I scrapped the letterpress cards, got pregnant, and one day when I was home with a newborn decided that life goes fast and I didn’t want to avoid my dream any longer. That night The Gorilla and I sat on our blue couch with a baby between us and tried to brainstorm a good name for a new blog. Hollywood Housewife was one of the first ideas, but I thought it sounded cheesy on about four levels. The Real Housewives franchise was already very popular and I didn’t love the idea of calling myself a Housewife, because it wasn’t exactly true and because I rebelled against labeling myself in terms of a husband.
But we kept circling back around to it, and none of the other names we thought of sounded as catchy. At the time, we lived directly under the Hollywood sign. I was wrestling with the emotions of new motherhood and no longer working. The name might have made me a little itchy, but it sounded good and it was factual. I bought the domain name.
The name was actually owned by a baker in Florida who was sitting on it hoping to sell to Bravo. He asked for an exorbitant price for Hollywood Housewife dot com, but when I pointed out to him that the Real Housewives websites don’t stand alone (they’re part of the Bravo site) and that there were no plans for a Hollywood version of that show, he negotiated down to a more workable price.
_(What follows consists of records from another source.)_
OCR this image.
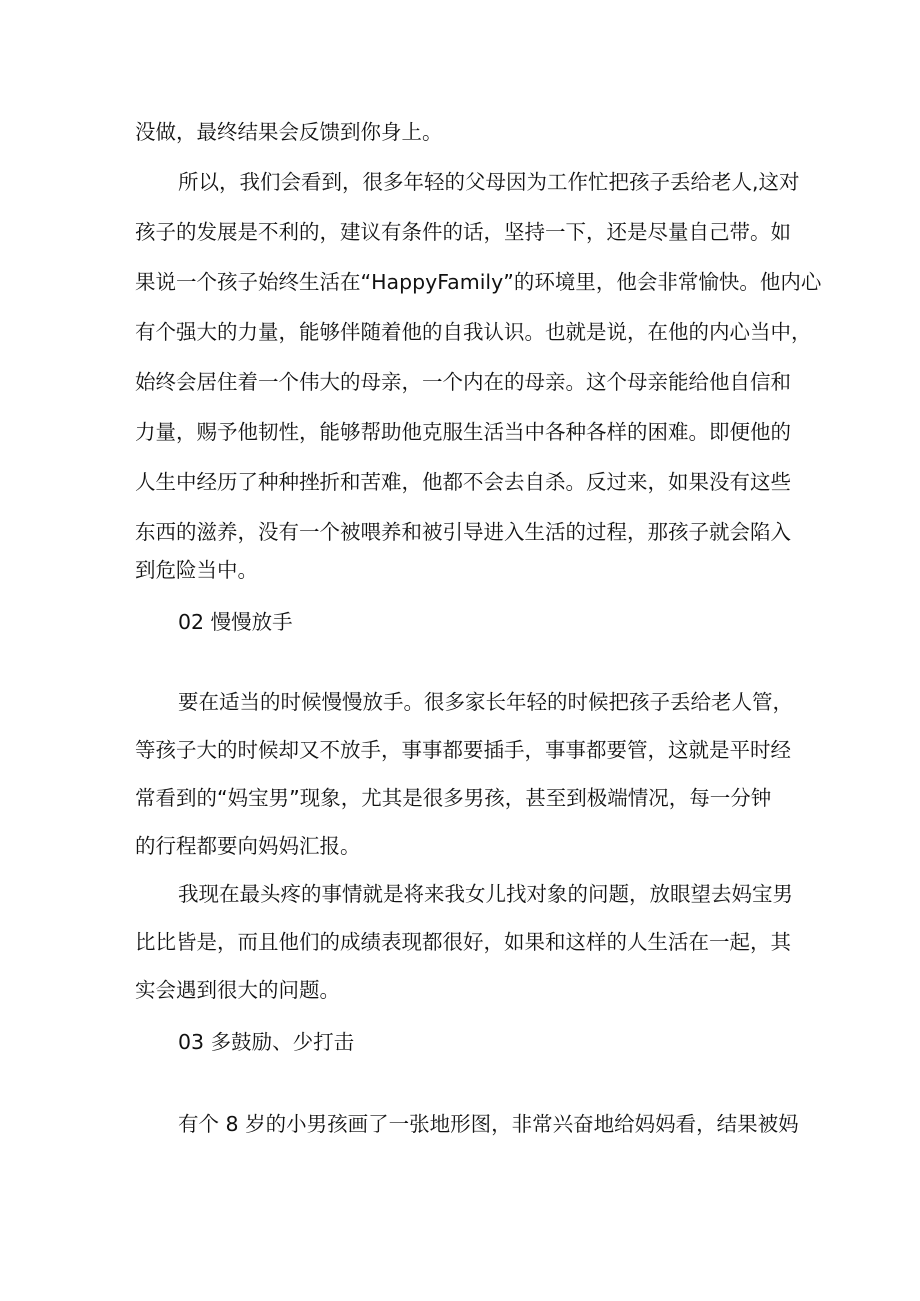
没做，最终结果会反馈到你身上。
所以，我们会看到，很多年轻的父母因为工作忙把孩子丢给老人,这对
孩子的发展是不利的，建议有条件的话，坚持一下，还是尽量自己带。如
果说一个孩子始终生活在“HappyFamily”的环境里，他会非常愉快。他内心
有个强大的力量，能够伴随着他的自我认识。也就是说，在他的内心当中，
始终会居住着一个伟大的母亲，一个内在的母亲。这个母亲能给他自信和
力量，赐予他韧性，能够帮助他克服生活当中各种各样的困难。即便他的
人生中经历了种种挫折和苦难，他都不会去自杀。反过来，如果没有这些
东西的滋养，没有一个被喂养和被引导进入生活的过程，那孩子就会陷入
到危险当中。
02 慢慢放手
要在适当的时候慢慢放手。很多家长年轻的时候把孩子丢给老人管，
等孩子大的时候却又不放手，事事都要插手，事事都要管，这就是平时经
常看到的“妈宝男”现象，尤其是很多男孩，甚至到极端情况，每一分钟
的行程都要向妈妈汇报。
我现在最头疼的事情就是将来我女儿找对象的问题，放眼望去妈宝男
比比皆是，而且他们的成绩表现都很好，如果和这样的人生活在一起，其
实会遇到很大的问题。
03 多鼓励、少打击
有个 8 岁的小男孩画了一张地形图，非常兴奋地给妈妈看，结果被妈
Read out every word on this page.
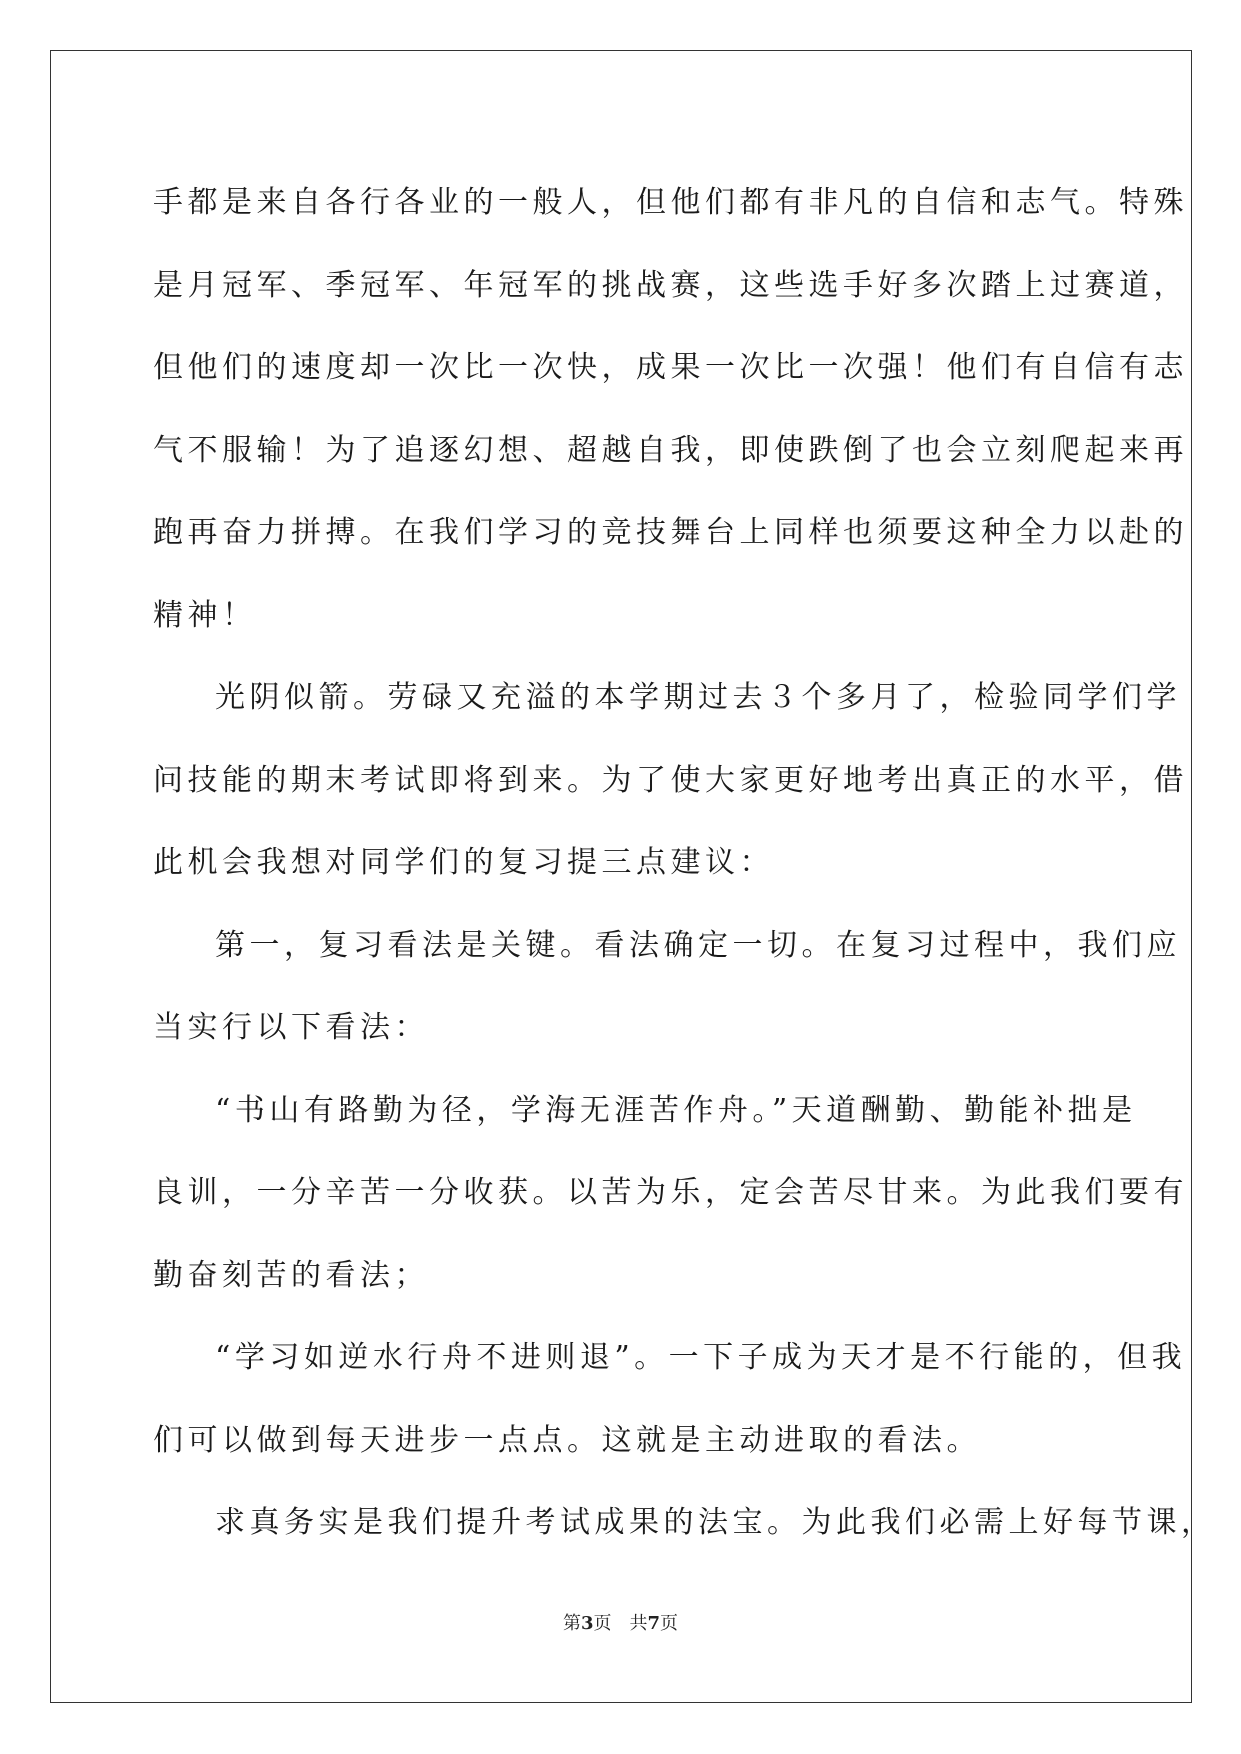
手都是来自各行各业的一般人，但他们都有非凡的自信和志气。特殊
是月冠军、季冠军、年冠军的挑战赛，这些选手好多次踏上过赛道，
但他们的速度却一次比一次快，成果一次比一次强！他们有自信有志
气不服输！为了追逐幻想、超越自我，即使跌倒了也会立刻爬起来再
跑再奋力拼搏。在我们学习的竞技舞台上同样也须要这种全力以赴的
精神！
光阴似箭。劳碌又充溢的本学期过去３个多月了，检验同学们学
问技能的期末考试即将到来。为了使大家更好地考出真正的水平，借
此机会我想对同学们的复习提三点建议：
第一，复习看法是关键。看法确定一切。在复习过程中，我们应
当实行以下看法：
“书山有路勤为径，学海无涯苦作舟。”天道酬勤、勤能补拙是
良训，一分辛苦一分收获。以苦为乐，定会苦尽甘来。为此我们要有
勤奋刻苦的看法；
“学习如逆水行舟不进则退”。一下子成为天才是不行能的，但我
们可以做到每天进步一点点。这就是主动进取的看法。
求真务实是我们提升考试成果的法宝。为此我们必需上好每节课，
第3页 共7页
I launched Hollywood Housewife in January 2010, to little fanfare and lots of trepidation. I built the blog using Typepad, the platform I was already familiar with because I used it for my smaller blog. The Gorilla helped me design the banner. He’s a former magazine editor and a photoshop genius, and he’s made every incarnation of the title banner since. From the beginning, he’s been encouraging and enthusiastic about my blog, even when I’ve become so frustrated I wanted to quit. He’s never once told me that I couldn’t or shouldn’t post something personal, and even though the online world definitely isn’t his thing, he’s treated it as seriously as I have. I’m really grateful for this, because I know it’s not true in every blogger marriage.
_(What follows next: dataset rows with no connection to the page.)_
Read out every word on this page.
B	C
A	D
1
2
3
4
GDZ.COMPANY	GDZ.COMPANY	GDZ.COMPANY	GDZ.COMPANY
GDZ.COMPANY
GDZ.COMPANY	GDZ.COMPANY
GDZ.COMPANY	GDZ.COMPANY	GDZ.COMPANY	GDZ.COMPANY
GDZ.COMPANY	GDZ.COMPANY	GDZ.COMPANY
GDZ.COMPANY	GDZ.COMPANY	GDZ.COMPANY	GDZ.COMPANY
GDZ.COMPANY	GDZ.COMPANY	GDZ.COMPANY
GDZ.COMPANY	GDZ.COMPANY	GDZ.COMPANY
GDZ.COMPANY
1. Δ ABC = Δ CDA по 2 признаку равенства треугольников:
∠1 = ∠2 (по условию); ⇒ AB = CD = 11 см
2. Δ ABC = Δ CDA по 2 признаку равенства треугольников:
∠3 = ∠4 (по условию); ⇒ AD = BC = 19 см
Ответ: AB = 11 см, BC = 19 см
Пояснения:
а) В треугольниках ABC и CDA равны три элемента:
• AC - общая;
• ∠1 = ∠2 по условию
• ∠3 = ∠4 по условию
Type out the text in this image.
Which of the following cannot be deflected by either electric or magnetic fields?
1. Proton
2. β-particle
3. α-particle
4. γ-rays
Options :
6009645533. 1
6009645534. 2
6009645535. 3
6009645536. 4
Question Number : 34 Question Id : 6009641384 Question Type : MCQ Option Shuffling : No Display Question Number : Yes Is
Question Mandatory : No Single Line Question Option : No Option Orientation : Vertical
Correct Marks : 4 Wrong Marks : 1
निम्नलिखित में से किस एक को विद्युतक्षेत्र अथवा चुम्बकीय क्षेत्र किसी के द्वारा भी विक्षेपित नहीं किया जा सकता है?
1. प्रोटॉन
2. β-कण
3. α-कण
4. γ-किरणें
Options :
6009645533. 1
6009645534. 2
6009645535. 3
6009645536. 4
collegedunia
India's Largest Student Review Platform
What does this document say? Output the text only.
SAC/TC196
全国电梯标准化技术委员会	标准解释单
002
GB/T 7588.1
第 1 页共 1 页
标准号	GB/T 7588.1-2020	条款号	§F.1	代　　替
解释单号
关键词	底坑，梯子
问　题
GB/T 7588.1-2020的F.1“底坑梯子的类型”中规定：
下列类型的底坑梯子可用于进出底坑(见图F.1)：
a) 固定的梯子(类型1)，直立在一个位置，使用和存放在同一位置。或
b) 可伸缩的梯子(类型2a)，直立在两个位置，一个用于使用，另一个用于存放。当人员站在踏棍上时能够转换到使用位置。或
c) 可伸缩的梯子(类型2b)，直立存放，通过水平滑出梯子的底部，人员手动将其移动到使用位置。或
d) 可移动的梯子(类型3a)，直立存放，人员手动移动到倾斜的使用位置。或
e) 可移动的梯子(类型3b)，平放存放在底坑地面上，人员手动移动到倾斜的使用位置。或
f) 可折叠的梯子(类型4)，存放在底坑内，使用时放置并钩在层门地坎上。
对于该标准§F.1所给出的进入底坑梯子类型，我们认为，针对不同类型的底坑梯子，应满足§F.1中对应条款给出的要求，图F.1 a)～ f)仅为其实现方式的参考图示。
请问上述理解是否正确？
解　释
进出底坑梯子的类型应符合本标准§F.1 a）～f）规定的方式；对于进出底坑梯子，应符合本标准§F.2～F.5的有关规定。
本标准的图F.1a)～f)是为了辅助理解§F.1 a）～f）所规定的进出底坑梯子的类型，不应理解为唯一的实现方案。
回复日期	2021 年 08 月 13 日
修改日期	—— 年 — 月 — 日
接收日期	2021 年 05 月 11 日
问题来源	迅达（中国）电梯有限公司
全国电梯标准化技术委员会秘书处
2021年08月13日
Most of the new friends I’ve made in the last few years have come through blogging. I met three of my closest friends in LA through twitter, separately. I’m involved in several online blogging groups that started off as talking shop, but became personal friendships. My online relationships are ever-evolving as I stay active online, but I look at the difference from where I was emotionally in 2009 - living thousands of miles from my closest friends and feeling a little swallowed by marriage and motherhood - and where I am now, and I know it wasn’t an accident and I know it started with blogging.
Over the next fews days, I’m going to show you how (and how much) I blog, the tools I use, how I make a few bucks (and how others make a lot), and anything else that might come up. Consider this the HH behind-the-scenes footage, the extra features on the DVD. Wobbly camera and all.